Name | LUT | LUTAsMem | REG | BRAM | URAM | DSP |
---|---|---|---|---|---|---|
User Budget | 1104369 [100.00%] | 552814 [100.00%] | 2217989 [100.00%] | 1693 [100.00%] | 896 [100.00%] | 9020 [100.00%] |
Used Resources | 285372 [ 25.84%] | 36605 [ 6.62%] | 442368 [ 19.94%] | 267 [ 15.77%] | 64 [ 7.14%] | 1192 [ 13.22%] |
Benchmark Results on Alveo U280 FPGA¶
CPU Hardware information
- Model name: Intel(R) Xeon(R) CPU E5-2667 v4 @ 3.20GHz
- Total threads: 32, Threads/Core: 2, Cores/Socket: 8, Total sockets: 2, Total Cores:16
FPGA Hardware Information
- Device name: Xilinx Alveo U280
- Fmax: 243MHz
Matrix Name | Rows/Cols | NNZs | Padded Rows/Cols | Padded NNZs | Padding Ratio | No. iterations | Time per Iter [ms] | Time per Iter on CPU [ms] | Acceleration Ratio |
---|---|---|---|---|---|---|---|---|---|
nasa2910 | 2910 | 174296 | 2912 | 297952 | 1.70946 | 1777 | 0.0511172 | 0.0692836 | 1.36 |
ex9 | 3363 | 99471 | 3364 | 199328 | 2.00388 | 5000 | 0.0497677 | 0.0559332 | 1.12 |
bcsstk24 | 3562 | 159910 | 3564 | 222656 | 1.39238 | 5000 | 0.0598962 | 0.0581827 | 0.97 |
bcsstk15 | 3948 | 117816 | 3948 | 267488 | 2.27039 | 658 | 0.0927269 | 0.125615 | 1.35 |
bcsstk28 | 4410 | 219024 | 4412 | 319264 | 1.45767 | 4878 | 0.0586356 | 6.92198 | 118.05 |
s3rmt3m3 | 5357 | 207695 | 5360 | 330624 | 1.59187 | 5000 | 0.0744822 | 6.55229 | 87.97 |
s2rmq4m1 | 5489 | 281111 | 5492 | 427648 | 1.52128 | 1779 | 0.084562 | 6.75384 | 79.87 |
nd3k | 9000 | 3279690 | 9000 | 4277792 | 1.30433 | 5000 | 0.363479 | 4.66861 | 12.84 |
ted_B | 10605 | 144579 | 10608 | 548416 | 3.79319 | 30 | 0.984467 | 6.53108 | 6.63 |
ted_B_unscaled | 10605 | 144579 | 10608 | 548416 | 3.79319 | 16 | 1.75354 | 8.59891 | 4.90 |
msc10848 | 10848 | 1229778 | 10848 | 2050720 | 1.66755 | 5000 | 0.230942 | 5.43921 | 23.55 |
cbuckle | 13681 | 676515 | 13684 | 924832 | 1.36705 | 1282 | 0.16427 | 5.48588 | 33.40 |
olafu | 16146 | 1015156 | 16148 | 1452320 | 1.43064 | 5000 | 0.169174 | 5.05108 | 29.86 |
gyro_k | 17361 | 1021159 | 17364 | 1932384 | 1.89234 | 5000 | 0.254172 | 4.85938 | 19.12 |
bodyy4 | 17546 | 121938 | 17548 | 710112 | 5.82355 | 230 | 0.174435 | 4.73164 | 27.13 |
nd6k | 18000 | 6897316 | 18000 | 9415552 | 1.3651 | 5000 | 0.809868 | 4.25772 | 5.26 |
raefsky4 | 19779 | 1328611 | 19780 | 2268704 | 1.70758 | 5000 | 0.268956 | 4.22843 | 15.72 |
bcsstk36 | 23052 | 1143140 | 23052 | 1833056 | 1.60353 | 5000 | 0.253049 | 3.9882 | 15.76 |
Convergence¶
Conjugate gradient method may suffer convergent issue for matrices with large condition number.
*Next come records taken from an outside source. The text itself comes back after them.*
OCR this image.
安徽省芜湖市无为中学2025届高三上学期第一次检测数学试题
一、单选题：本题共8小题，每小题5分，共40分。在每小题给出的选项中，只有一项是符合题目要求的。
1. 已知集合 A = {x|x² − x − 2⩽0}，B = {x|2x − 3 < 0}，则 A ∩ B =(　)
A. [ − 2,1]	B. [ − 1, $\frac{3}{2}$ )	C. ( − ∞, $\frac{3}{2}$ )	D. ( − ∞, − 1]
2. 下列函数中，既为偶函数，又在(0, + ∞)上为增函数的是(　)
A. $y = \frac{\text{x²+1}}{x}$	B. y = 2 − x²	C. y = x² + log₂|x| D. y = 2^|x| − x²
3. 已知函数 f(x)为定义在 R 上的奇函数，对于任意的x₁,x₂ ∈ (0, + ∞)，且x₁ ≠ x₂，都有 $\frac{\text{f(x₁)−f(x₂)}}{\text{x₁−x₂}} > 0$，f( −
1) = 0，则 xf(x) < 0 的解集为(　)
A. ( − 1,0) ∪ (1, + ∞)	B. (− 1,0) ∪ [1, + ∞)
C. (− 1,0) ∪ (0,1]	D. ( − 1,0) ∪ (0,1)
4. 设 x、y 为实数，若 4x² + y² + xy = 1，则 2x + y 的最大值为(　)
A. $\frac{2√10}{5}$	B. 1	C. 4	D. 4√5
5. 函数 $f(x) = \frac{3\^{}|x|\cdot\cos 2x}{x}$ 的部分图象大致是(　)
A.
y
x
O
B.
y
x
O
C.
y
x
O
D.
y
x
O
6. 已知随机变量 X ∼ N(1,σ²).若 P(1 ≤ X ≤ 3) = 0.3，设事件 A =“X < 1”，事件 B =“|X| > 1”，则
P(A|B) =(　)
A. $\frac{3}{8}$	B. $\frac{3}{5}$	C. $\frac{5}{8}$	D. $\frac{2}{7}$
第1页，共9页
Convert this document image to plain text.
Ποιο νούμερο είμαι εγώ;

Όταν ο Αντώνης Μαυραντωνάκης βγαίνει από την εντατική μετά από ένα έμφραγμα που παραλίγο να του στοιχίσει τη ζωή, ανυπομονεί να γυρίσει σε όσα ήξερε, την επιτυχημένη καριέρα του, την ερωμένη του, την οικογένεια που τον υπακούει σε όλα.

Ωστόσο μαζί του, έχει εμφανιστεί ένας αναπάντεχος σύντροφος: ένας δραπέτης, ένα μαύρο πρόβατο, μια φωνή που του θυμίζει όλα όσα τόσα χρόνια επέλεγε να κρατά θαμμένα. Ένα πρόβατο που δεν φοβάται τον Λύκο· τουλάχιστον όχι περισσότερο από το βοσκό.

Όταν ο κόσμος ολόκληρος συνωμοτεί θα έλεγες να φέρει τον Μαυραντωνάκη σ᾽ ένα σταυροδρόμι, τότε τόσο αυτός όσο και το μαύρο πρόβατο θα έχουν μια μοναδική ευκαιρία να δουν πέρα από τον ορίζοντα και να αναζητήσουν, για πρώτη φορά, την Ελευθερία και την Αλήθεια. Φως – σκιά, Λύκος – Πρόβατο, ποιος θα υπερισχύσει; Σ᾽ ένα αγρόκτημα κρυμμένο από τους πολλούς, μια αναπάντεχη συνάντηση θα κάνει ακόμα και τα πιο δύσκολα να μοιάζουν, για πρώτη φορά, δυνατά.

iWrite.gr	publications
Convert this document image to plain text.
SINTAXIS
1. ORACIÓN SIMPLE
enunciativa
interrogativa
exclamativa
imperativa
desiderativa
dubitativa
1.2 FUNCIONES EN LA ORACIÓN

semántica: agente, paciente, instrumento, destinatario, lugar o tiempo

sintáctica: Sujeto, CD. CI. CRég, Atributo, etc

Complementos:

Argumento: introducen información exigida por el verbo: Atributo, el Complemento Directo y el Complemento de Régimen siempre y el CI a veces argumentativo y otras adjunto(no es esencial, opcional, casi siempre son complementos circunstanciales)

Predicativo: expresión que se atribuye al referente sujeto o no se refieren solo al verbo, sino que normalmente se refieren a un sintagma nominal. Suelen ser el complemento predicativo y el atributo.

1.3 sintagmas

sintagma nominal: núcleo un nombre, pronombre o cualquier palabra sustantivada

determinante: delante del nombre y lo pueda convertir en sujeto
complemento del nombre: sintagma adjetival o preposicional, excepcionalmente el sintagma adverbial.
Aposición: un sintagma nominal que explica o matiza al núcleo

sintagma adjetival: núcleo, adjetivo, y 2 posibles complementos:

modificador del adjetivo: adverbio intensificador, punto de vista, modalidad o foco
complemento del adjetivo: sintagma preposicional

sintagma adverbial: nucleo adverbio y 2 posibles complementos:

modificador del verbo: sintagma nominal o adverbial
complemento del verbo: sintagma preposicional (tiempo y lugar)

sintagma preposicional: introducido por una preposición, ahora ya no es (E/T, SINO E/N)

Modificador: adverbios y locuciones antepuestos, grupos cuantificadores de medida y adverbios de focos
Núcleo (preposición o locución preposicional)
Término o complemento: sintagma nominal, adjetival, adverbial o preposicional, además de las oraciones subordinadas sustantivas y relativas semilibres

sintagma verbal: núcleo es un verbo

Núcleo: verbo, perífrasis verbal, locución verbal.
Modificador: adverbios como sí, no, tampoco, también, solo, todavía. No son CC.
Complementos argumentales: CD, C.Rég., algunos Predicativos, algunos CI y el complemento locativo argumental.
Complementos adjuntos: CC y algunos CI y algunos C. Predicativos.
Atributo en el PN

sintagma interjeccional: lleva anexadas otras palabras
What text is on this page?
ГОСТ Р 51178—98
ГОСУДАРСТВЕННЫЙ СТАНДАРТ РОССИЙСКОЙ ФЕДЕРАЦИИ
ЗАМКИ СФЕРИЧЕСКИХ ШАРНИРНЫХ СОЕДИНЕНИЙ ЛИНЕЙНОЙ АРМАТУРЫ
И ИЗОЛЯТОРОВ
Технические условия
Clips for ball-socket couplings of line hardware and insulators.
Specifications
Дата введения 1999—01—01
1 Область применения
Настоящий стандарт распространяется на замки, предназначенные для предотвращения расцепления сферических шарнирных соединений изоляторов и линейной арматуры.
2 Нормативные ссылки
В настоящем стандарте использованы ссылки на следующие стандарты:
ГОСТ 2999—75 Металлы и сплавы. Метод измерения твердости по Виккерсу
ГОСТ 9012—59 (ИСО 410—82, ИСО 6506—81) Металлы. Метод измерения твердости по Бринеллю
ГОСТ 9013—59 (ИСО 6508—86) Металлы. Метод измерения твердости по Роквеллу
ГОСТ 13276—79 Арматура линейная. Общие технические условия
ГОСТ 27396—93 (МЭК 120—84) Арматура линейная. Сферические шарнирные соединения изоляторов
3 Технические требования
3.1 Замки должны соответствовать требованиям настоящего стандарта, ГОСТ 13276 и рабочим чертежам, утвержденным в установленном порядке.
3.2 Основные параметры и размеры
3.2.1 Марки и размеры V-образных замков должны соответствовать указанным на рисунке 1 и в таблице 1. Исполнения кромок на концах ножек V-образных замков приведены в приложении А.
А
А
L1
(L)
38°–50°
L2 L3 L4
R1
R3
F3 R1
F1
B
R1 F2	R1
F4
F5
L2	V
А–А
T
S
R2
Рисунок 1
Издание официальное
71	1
Jacobi preconditioner, adopted in this kernel, is widely used and dramatically reduces the overall number of iterations to solve the linear system. For some matrices, however, the solver with Jacobi preconditioner is not able to converge. For instance, the number of iterations for some matrices in the above table reached the upper limit 5000 with the preset relative tolerance 10e-12.
Although the solver, for some other matrices e.g. ted_B_unscaled, meets the preset tolerance within the preset number of iteration limit, there might still be some mismatches in the result vector compared to the golden reference x. The solution to this issue is to further reduce the tolerance value to such as 10e-15.